Muito para nada – A imprensa vive de manchetes. Se forem escandalosas, melhor. Certa feita, o jornalista Carlos Brickmann, dono de um dos melhores e mais lógicos textos do País, disse que em tempo de escassez de notícia até escultura de areia na praia vira manchete. Romário Faria de Souza – ou simplesmente Romário – gosta de praia, é verdade, mas está longe de ser escultura de areia. Mesmo assim, o deputado federal pelo PSB do Rio de Janeiro acabou virando uma das manchetes desta segunda-feira (11).
Ex-jogador da seleção brasileira e de importantes clubes brasileiros e do exterior, Romário foi parado em uma blitz na capital fluminense e se recusou a fazer o teste do bafômetro. Por conta disso, teve a carteira de habilitação apreendida por cinco dias. Foi a segunda vez que o ex-jogador se recusou a fazer o teste do bafômetro.
Encerrado o entrevero de trânsito, o assunto dominou as redes sociais, onde Romário perdeu a cabeça e rebateu alguns ataques. Não fosse a notoriedade do agora deputado Romário, o imbróglio não teria merecido nem mesmo um rodapé de página no mais desqualificado jornal verde-louro.
Na opinião dos jornalistas do ucho.info, Romário poderia ter atendido à solicitação dos agentes de trânsito, aproveitando a própria fama para dar um bom exemplo àqueles que assumem o volante após a ingestão de bebidas alcoólicas.

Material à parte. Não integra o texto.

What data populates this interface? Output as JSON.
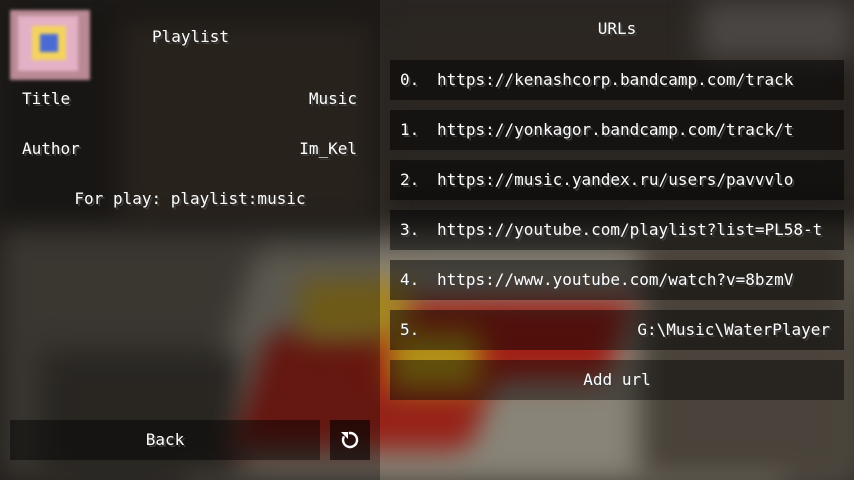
{
  "playlist": {
    "header": "Playlist",
    "title_label": "Title",
    "title_value": "Music",
    "author_label": "Author",
    "author_value": "Im_Kel",
    "play_hint": "For play: playlist:music",
    "thumbnail_icon": "playlist-cover-icon"
  },
  "urls": {
    "header": "URLs",
    "items": [
      {
        "index": "0.",
        "url": "https://kenashcorp.bandcamp.com/track"
      },
      {
        "index": "1.",
        "url": "https://yonkagor.bandcamp.com/track/t"
      },
      {
        "index": "2.",
        "url": "https://music.yandex.ru/users/pavvvlo"
      },
      {
        "index": "3.",
        "url": "https://youtube.com/playlist?list=PL58-t"
      },
      {
        "index": "4.",
        "url": "https://www.youtube.com/watch?v=8bzmV"
      },
      {
        "index": "5.",
        "url": "G:\\Music\\WaterPlayer"
      }
    ],
    "add_label": "Add url"
  },
  "footer": {
    "back_label": "Back",
    "reload_icon": "reload-icon"
  }
}
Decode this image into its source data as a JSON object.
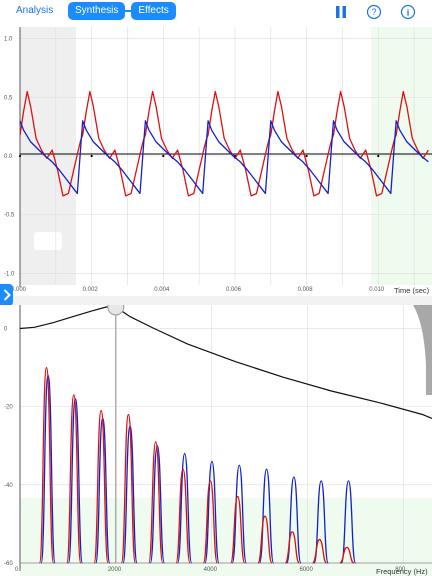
{
  "toolbar": {
    "analysis_label": "Analysis",
    "synthesis_label": "Synthesis",
    "effects_label": "Effects",
    "pause_icon": "pause-icon",
    "help_icon": "help-icon",
    "info_icon": "info-icon",
    "accent_color": "#1a8cff"
  },
  "time_chart": {
    "xlabel": "Time (sec)",
    "x_ticks": [
      "0.000",
      "0.002",
      "0.004",
      "0.006",
      "0.008",
      "0.010"
    ],
    "y_ticks": [
      "1.0",
      "0.5",
      "0.0",
      "-0.5",
      "-1.0"
    ]
  },
  "freq_chart": {
    "xlabel": "Frequency (Hz)",
    "x_ticks": [
      "0",
      "2000",
      "4000",
      "6000",
      "800"
    ],
    "y_ticks": [
      "0",
      "-20",
      "-40",
      "-60"
    ]
  },
  "chart_data": [
    {
      "type": "line",
      "xlabel": "Time (sec)",
      "xlim": [
        0,
        0.0115
      ],
      "ylim": [
        -1.1,
        1.1
      ],
      "grid": true,
      "period": 0.00175,
      "series": [
        {
          "color": "#dd1111",
          "x": [
            0.0,
            0.0001,
            0.0002,
            0.0003,
            0.00045,
            0.0006,
            0.00075,
            0.0009,
            0.00105,
            0.0012,
            0.00135,
            0.0015,
            0.00165,
            0.0017,
            0.00175
          ],
          "values": [
            0.18,
            0.38,
            0.55,
            0.42,
            0.15,
            0.05,
            -0.02,
            0.05,
            -0.12,
            -0.34,
            -0.32,
            -0.12,
            0.08,
            0.14,
            0.18
          ]
        },
        {
          "color": "#1122cc",
          "x": [
            0.0,
            0.0001,
            0.0003,
            0.0005,
            0.0007,
            0.0009,
            0.0011,
            0.0013,
            0.0015,
            0.0016,
            0.0017,
            0.00175
          ],
          "values": [
            0.3,
            0.22,
            0.12,
            0.06,
            0.0,
            -0.05,
            -0.12,
            -0.2,
            -0.28,
            -0.32,
            0.1,
            0.3
          ]
        }
      ]
    },
    {
      "type": "line",
      "xlabel": "Frequency (Hz)",
      "xlim": [
        0,
        8600
      ],
      "ylim": [
        -60,
        6
      ],
      "grid": true,
      "filter_response": {
        "color": "#111111",
        "x": [
          0,
          300,
          700,
          1100,
          1500,
          1800,
          2000,
          2300,
          2800,
          3500,
          4500,
          5500,
          6500,
          7500,
          8400,
          8600
        ],
        "values": [
          0,
          0.3,
          1.5,
          3,
          4.5,
          5.5,
          5.5,
          3,
          0,
          -4,
          -8.5,
          -12.5,
          -16,
          -19,
          -22,
          -23
        ]
      },
      "cutoff_hz": 2000,
      "series": [
        {
          "color": "#1122cc",
          "x": [
            570,
            1140,
            1710,
            2280,
            2850,
            3420,
            3990,
            4560,
            5130,
            5700,
            6270,
            6840
          ],
          "values": [
            -12,
            -18,
            -23,
            -25,
            -30,
            -32,
            -34,
            -35,
            -36,
            -38,
            -39,
            -39
          ]
        },
        {
          "color": "#dd1111",
          "x": [
            570,
            1140,
            1710,
            2280,
            2850,
            3420,
            3990,
            4560,
            5130,
            5700,
            6270,
            6840
          ],
          "values": [
            -10,
            -17,
            -21,
            -22,
            -29,
            -36,
            -39,
            -43,
            -48,
            -52,
            -54,
            -56
          ]
        }
      ]
    }
  ]
}
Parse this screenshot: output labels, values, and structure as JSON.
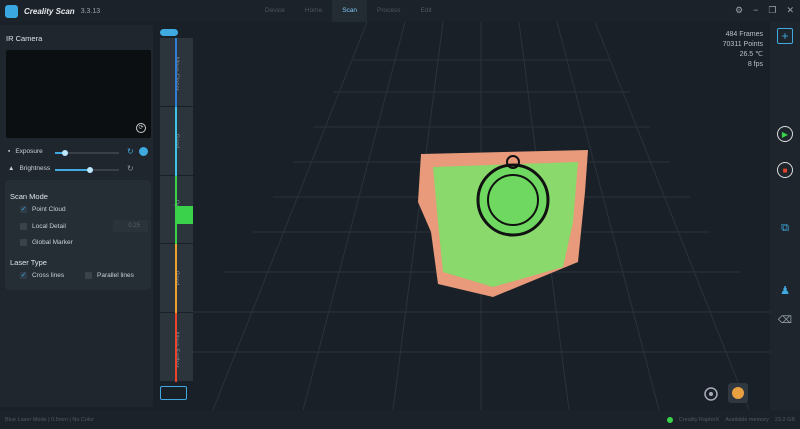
{
  "app": {
    "title": "Creality Scan",
    "version": "3.3.13"
  },
  "tabs": [
    {
      "label": "Device"
    },
    {
      "label": "Home"
    },
    {
      "label": "Scan"
    },
    {
      "label": "Process"
    },
    {
      "label": "Edit"
    }
  ],
  "left": {
    "ir_camera": "IR Camera",
    "exposure": "Exposure",
    "brightness": "Brightness",
    "exposure_value": 0.15,
    "brightness_value": 0.55,
    "scan_mode": "Scan Mode",
    "point_cloud": "Point Cloud",
    "local_detail": "Local Detail",
    "local_detail_value": "0.25",
    "global_marker": "Global Marker",
    "laser_type": "Laser Type",
    "cross_lines": "Cross lines",
    "parallel_lines": "Parallel lines"
  },
  "distance": [
    {
      "label": "Move Closer",
      "color": "#2f7fd8"
    },
    {
      "label": "Good",
      "color": "#3fc2e8"
    },
    {
      "label": "Optimal",
      "color": "#3ad24a"
    },
    {
      "label": "Good",
      "color": "#f0a030"
    },
    {
      "label": "Move Farther",
      "color": "#e8442c"
    }
  ],
  "stats": {
    "frames": "484 Frames",
    "points": "70311 Points",
    "temp": "26.5 ℃",
    "fps": "8 fps"
  },
  "status": {
    "left": "Blue Laser Mode | 0.5mm | No Color",
    "device": "Creality RaptorX",
    "memory_label": "Available memory",
    "memory": "23.2 GB"
  }
}
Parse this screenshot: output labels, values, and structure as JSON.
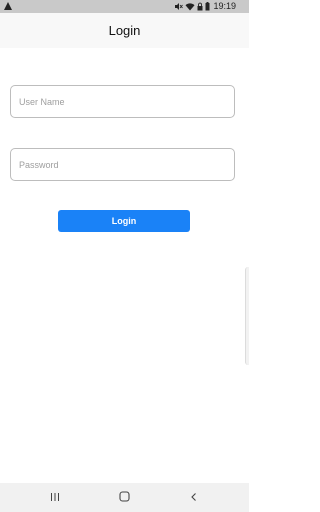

Por maior que seja a indignação de muitos brasileiros, Romário não cometeu qualquer ilícito ao não fazer o teste do bafômetro. A Lei Seca, que instituiu o mencionado teste, é vergonhosamente falha e inconstitucional. O maior conjunto legal do País é a Constituição Federal, que não pode ser superada por qualquer lei, mesmo que extremamente necessária.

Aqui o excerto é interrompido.